# Toro timemaster with Honda engine- should I trade?



## droorda33 (Apr 2, 2020)

I have a Honda HRX (a la 190cc version) with electric start. Got a guy who has a timemaster (see pics below) and can't use it because his new yard is too small. He's willing to trade straight up, but I'm worried about the engine that's on it. Too small? Will it be okay? Opinions please!!


----------



## Gilley11 (Nov 3, 2019)

If I needed a bigger mower I'd be strongly considering that. How about you ask if you can borrow his Timemaster for a few days to try out?


----------



## AZChemist (Nov 7, 2018)

Does that engine say 5.5hp? I can't make it out. If so, That would be a hard pass from me.
That motor will not last long.

The 8.75 on the older TM was very underpowered in my opinion and my grass is far from being long. I hated using the mower.

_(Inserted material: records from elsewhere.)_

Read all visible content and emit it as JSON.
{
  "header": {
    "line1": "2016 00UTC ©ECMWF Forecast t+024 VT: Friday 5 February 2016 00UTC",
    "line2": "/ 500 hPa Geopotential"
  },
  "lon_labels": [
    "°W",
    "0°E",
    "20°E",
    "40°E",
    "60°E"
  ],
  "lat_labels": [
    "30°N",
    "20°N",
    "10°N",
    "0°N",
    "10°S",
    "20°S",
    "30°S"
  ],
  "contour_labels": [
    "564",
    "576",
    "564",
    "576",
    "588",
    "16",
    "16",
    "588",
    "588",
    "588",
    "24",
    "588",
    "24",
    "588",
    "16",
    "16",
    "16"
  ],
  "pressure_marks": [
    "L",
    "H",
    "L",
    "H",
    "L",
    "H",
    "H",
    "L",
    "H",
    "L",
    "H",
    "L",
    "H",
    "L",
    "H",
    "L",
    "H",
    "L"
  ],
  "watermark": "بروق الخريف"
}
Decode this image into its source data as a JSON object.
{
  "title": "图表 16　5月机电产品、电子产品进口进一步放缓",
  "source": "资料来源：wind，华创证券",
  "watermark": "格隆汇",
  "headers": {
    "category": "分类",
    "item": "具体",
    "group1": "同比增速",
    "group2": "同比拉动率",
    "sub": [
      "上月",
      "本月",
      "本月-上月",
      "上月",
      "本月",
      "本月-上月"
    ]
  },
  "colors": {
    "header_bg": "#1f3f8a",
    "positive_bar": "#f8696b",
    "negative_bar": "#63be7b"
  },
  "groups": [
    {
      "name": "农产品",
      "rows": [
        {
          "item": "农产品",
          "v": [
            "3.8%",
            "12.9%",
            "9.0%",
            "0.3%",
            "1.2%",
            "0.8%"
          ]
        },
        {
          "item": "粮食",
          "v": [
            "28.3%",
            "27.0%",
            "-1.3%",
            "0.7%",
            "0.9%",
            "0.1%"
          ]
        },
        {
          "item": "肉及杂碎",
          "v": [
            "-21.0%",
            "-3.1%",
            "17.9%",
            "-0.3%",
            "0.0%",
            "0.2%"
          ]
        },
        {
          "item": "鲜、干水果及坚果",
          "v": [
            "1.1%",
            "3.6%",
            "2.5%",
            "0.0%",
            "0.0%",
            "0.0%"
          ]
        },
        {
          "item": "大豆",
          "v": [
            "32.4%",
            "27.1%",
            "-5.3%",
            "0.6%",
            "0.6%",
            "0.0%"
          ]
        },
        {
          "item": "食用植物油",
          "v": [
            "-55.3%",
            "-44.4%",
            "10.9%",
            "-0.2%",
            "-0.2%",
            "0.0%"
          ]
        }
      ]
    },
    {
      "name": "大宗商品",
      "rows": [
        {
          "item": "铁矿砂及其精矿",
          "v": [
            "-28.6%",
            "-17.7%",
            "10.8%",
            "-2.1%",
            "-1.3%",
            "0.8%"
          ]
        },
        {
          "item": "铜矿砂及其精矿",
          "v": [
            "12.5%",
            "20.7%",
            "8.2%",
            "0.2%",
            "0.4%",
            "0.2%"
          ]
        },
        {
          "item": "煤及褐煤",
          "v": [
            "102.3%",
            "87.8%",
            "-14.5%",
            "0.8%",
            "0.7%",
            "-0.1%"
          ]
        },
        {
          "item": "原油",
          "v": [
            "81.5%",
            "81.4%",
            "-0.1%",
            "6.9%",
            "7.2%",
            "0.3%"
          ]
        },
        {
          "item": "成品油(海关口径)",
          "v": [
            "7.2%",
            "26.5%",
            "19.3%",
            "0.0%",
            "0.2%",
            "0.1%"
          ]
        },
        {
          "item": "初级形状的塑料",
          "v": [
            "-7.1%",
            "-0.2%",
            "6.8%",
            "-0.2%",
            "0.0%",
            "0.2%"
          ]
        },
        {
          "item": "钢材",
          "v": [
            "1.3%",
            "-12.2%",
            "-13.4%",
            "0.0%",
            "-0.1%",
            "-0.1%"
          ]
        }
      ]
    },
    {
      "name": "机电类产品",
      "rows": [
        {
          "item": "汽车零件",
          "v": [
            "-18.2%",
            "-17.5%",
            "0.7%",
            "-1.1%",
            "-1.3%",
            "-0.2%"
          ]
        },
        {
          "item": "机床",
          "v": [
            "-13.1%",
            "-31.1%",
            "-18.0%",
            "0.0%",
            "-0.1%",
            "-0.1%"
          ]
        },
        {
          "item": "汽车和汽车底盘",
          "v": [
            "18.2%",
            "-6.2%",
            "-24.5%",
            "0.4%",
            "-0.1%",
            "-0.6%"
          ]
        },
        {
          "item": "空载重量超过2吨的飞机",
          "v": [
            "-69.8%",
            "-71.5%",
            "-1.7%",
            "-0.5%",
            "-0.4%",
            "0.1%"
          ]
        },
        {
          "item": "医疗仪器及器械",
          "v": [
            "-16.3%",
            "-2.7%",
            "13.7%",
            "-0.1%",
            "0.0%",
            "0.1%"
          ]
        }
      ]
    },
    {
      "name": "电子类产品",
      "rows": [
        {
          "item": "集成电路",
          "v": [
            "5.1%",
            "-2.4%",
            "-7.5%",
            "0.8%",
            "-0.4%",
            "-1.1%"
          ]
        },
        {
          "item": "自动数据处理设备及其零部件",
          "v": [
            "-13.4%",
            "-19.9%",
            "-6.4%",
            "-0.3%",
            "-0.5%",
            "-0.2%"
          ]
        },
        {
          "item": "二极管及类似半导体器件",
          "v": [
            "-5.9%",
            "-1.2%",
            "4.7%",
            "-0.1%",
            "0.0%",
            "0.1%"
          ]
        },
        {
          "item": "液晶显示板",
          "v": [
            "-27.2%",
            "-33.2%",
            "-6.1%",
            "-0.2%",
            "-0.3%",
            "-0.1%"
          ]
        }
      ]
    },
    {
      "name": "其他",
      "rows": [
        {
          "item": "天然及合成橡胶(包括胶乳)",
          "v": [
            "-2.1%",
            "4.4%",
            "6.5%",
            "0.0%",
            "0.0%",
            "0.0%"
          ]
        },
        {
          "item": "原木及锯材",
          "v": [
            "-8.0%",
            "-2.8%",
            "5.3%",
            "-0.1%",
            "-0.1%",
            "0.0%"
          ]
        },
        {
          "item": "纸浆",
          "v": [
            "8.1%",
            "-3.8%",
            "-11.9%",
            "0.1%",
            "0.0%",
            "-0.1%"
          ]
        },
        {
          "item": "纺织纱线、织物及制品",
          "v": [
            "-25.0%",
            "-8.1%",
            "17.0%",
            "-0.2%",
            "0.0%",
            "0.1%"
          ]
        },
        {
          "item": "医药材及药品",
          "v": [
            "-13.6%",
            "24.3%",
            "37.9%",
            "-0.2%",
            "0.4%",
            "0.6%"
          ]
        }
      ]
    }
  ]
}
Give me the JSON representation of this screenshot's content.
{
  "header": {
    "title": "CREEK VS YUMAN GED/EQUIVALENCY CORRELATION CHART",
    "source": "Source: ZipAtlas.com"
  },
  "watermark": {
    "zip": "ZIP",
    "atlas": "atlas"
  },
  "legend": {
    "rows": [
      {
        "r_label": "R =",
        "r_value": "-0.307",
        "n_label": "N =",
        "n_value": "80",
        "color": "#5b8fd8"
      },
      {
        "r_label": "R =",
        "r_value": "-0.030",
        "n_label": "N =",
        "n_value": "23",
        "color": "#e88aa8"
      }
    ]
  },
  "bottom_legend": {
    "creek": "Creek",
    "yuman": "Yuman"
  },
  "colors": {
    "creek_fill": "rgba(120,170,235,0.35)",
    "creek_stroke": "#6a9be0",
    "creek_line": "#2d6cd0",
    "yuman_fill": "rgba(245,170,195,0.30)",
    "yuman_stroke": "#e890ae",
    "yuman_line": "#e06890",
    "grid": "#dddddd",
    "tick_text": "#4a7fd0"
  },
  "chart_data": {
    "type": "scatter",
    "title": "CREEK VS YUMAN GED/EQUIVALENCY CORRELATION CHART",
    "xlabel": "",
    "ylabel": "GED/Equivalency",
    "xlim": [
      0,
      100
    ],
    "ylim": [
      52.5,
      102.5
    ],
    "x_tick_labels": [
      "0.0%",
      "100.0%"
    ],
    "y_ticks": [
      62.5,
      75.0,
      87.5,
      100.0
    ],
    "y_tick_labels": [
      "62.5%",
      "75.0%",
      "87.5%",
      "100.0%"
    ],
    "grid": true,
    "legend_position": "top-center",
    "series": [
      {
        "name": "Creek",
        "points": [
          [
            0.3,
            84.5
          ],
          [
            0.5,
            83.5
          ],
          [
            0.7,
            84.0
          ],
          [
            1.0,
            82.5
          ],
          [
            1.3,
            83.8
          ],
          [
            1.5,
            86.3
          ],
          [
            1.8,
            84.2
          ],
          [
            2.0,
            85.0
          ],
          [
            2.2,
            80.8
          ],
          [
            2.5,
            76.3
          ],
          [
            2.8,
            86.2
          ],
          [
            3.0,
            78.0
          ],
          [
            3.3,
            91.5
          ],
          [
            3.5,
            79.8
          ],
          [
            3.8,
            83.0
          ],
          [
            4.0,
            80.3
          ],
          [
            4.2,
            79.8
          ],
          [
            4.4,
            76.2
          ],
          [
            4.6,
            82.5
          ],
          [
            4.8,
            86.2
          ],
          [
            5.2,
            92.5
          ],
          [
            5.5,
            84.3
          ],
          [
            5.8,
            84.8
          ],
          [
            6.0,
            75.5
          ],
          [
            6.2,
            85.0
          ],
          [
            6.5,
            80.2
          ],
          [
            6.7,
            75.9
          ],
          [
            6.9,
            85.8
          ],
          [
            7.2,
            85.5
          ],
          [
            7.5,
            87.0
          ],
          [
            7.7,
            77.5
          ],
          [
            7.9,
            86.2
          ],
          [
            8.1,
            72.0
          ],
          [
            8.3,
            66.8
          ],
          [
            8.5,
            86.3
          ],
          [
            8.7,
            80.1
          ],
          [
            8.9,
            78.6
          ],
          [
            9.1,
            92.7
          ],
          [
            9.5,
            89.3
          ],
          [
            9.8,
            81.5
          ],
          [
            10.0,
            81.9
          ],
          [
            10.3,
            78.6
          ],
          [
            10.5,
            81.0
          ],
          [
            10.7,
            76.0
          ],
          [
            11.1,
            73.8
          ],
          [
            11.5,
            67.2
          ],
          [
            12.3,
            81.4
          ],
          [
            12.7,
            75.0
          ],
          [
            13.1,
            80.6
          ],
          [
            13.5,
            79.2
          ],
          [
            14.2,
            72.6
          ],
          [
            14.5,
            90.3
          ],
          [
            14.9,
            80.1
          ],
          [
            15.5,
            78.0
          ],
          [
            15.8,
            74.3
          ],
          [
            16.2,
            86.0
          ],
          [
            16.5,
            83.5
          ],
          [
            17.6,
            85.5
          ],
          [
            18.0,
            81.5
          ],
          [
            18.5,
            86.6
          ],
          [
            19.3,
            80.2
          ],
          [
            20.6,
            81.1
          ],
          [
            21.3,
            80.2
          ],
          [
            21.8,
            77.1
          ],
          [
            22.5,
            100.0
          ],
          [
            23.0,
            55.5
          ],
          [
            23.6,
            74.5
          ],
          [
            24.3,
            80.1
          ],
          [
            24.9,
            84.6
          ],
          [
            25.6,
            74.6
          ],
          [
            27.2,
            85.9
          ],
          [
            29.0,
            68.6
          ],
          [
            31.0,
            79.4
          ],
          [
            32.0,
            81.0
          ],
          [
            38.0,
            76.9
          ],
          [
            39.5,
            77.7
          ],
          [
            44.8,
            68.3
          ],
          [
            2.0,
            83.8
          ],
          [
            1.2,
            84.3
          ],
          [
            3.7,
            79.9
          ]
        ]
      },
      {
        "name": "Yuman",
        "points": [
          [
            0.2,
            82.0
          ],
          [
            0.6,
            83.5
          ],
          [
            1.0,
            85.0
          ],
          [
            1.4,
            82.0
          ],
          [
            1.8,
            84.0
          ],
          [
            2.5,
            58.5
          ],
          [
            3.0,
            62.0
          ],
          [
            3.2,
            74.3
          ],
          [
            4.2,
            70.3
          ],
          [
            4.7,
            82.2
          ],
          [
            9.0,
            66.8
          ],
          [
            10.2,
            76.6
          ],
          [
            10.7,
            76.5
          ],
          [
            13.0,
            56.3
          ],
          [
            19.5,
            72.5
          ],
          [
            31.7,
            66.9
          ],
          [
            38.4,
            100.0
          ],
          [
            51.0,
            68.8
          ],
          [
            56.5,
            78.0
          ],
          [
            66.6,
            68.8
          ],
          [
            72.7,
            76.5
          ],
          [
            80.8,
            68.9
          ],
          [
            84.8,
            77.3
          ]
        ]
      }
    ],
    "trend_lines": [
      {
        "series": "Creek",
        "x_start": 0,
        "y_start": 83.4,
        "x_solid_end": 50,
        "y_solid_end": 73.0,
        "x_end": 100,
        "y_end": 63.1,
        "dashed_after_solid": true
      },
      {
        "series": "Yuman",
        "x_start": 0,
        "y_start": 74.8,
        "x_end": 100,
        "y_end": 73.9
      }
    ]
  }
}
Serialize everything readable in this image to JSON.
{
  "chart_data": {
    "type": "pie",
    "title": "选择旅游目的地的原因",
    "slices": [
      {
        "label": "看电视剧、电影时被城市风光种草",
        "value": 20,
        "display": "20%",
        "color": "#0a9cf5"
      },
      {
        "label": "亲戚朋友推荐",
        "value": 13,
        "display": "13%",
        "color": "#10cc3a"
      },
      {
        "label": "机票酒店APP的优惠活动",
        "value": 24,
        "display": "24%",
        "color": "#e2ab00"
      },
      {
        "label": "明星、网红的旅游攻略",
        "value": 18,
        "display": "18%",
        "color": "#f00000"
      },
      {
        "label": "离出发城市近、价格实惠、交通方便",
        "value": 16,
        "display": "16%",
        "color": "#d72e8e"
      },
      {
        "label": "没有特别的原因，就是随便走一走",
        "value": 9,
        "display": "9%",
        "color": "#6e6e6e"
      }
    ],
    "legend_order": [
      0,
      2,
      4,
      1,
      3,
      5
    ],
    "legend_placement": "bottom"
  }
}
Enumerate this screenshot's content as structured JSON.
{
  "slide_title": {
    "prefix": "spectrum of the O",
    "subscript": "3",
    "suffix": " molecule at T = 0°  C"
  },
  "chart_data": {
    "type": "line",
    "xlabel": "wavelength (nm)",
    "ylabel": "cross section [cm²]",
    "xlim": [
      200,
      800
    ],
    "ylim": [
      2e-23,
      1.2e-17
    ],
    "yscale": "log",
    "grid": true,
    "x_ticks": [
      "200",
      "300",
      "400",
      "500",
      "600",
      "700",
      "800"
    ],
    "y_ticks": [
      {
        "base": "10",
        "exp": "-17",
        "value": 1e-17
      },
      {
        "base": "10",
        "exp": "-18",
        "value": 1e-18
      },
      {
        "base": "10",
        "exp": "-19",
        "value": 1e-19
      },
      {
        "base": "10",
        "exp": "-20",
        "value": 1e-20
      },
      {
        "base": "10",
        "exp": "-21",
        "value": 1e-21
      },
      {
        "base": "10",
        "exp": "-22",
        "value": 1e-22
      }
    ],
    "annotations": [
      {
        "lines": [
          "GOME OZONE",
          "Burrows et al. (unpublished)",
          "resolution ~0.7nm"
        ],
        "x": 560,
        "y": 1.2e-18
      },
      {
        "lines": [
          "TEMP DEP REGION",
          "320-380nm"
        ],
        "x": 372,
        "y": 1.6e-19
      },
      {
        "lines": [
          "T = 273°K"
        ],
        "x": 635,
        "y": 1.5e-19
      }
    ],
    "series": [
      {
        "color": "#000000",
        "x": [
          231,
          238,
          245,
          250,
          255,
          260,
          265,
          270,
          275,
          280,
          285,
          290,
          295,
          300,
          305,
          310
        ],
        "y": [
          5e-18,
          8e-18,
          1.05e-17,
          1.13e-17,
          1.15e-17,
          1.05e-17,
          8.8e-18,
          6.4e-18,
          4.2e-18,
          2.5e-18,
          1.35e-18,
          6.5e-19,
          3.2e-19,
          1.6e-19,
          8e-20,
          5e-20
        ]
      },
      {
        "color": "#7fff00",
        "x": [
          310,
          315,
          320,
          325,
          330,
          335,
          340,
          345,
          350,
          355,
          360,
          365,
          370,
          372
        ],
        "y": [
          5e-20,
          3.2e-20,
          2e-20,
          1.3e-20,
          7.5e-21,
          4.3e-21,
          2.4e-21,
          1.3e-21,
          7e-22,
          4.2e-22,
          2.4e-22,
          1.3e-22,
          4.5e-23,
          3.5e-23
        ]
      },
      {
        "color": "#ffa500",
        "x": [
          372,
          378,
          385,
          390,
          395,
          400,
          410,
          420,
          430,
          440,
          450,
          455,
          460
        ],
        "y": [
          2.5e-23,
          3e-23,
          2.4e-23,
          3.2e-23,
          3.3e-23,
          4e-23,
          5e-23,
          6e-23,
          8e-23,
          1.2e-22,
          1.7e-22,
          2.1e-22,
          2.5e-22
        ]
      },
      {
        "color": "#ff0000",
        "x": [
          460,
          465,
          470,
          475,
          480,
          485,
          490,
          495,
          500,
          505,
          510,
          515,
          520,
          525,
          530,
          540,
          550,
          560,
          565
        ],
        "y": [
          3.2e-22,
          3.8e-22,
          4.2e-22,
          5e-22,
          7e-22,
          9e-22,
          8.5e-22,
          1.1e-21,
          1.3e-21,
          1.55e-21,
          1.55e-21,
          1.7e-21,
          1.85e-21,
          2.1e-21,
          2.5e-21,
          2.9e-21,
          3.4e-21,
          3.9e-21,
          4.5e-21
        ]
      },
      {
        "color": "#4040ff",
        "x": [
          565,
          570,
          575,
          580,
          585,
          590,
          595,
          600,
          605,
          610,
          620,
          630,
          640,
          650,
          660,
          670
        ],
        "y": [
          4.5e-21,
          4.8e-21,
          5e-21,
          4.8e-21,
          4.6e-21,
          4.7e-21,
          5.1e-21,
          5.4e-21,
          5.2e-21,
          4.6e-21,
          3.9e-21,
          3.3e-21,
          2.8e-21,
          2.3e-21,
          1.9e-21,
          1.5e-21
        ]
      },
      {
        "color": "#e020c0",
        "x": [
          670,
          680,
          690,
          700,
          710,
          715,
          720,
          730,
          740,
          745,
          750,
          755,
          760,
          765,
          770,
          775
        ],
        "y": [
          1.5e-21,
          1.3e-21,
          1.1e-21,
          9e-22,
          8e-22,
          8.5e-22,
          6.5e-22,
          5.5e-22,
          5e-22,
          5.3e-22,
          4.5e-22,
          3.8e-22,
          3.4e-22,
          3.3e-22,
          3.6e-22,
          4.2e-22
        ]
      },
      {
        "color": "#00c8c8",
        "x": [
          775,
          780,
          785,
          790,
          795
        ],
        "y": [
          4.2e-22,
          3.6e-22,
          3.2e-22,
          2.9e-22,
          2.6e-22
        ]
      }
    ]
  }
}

The 10hp engine on the current model is a significant improvement.


----------



## bmitch05 (Oct 29, 2018)

Personally I would walk away from that Frankenstein Timemaster.. a lot of things with that mower don't look quite right.


----------



## Gilley11 (Nov 3, 2019)

Didn't notice the smaller engine! Def pass.


----------



## Wolverine (Jan 17, 2018)

The Honda motor may be underpowered but will outlast any Briggs engine.


----------



## ScottW (Sep 16, 2019)

Looks like the wheels have been re-treaded with sections of mountain bike tires. Might be a useful trick the next time my Lawn Boy wheels need attention.


----------